Job
Livre de Job
chapitre 14
- 1L’homme né de la femme!
Sa vie est courte, sans cesse agitée.
- 2Il naît, il est coupé comme une fleur;
Il fuit et disparaît comme une ombre.
- 3Et c’est sur lui que tu as l’œil ouvert!
Et tu me fais aller en justice avec toi!
- 4Comment d’un être souillé sortira-t-il un homme pur?
Il n’en peut sortir aucun.
- 5Si ses jours sont fixés, si tu as compté ses mois,
Si tu en as marqué le terme qu’il ne saurait franchir,
- 6Détourne de lui les regards, et donne-lui du relâche,
Pour qu’il ait au moins la joie du mercenaire à la fin de sa journée.

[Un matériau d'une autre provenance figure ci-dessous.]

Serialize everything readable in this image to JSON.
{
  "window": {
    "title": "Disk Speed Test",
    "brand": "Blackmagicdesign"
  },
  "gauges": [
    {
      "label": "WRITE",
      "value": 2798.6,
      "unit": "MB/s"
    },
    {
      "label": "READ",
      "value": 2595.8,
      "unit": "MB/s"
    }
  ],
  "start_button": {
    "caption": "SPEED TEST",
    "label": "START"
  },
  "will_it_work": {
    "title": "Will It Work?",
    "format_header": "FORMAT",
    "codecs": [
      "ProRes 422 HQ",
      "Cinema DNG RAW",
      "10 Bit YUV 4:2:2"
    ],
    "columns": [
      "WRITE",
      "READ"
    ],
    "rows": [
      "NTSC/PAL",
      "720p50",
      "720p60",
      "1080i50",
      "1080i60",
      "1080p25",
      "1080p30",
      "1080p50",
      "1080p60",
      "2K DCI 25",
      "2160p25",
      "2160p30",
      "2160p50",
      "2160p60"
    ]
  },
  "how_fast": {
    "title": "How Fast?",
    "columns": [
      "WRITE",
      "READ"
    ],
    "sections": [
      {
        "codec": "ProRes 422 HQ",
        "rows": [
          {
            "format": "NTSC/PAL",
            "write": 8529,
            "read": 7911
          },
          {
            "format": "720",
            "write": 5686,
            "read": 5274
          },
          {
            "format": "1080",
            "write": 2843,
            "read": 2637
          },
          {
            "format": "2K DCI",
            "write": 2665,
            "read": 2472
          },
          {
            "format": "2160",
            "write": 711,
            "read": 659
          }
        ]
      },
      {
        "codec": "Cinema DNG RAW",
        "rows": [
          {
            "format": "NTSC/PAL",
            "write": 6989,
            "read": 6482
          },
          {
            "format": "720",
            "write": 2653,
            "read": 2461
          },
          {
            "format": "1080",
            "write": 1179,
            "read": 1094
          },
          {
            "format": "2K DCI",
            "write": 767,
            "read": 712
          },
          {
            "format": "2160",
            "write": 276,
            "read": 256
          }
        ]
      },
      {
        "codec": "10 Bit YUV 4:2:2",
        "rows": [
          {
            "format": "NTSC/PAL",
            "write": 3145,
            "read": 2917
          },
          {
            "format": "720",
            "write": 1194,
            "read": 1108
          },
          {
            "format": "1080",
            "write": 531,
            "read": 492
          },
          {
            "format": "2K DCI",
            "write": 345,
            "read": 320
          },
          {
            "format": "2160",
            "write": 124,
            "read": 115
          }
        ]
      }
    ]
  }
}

- 7Un arbre a de l’espérance:
Quand on le coupe, il repousse,
Il produit encore des rejetons;
- 8Quand sa racine a vieilli dans la terre,
Quand son tronc meurt dans la poussière,
- 9Il reverdit à l’approche de l’eau,
Il pousse des branches comme une jeune plante.
- 10Mais l’homme meurt, et il perd sa force;
L’homme expire, et où est-il?
- 11Les eaux des lacs s’évanouissent,
Les fleuves tarissent et se dessèchent;
- 12Ainsi l’homme se couche et ne se relèvera plus,
Il ne se réveillera pas tant que les cieux subsisteront,
Il ne sortira pas de son sommeil.
- 13Oh! si tu voulais me cacher dans le séjour des morts,
M’y tenir à couvert jusqu’à ce que ta colère fût passée,
Et me fixer un terme auquel tu te souviendras de moi!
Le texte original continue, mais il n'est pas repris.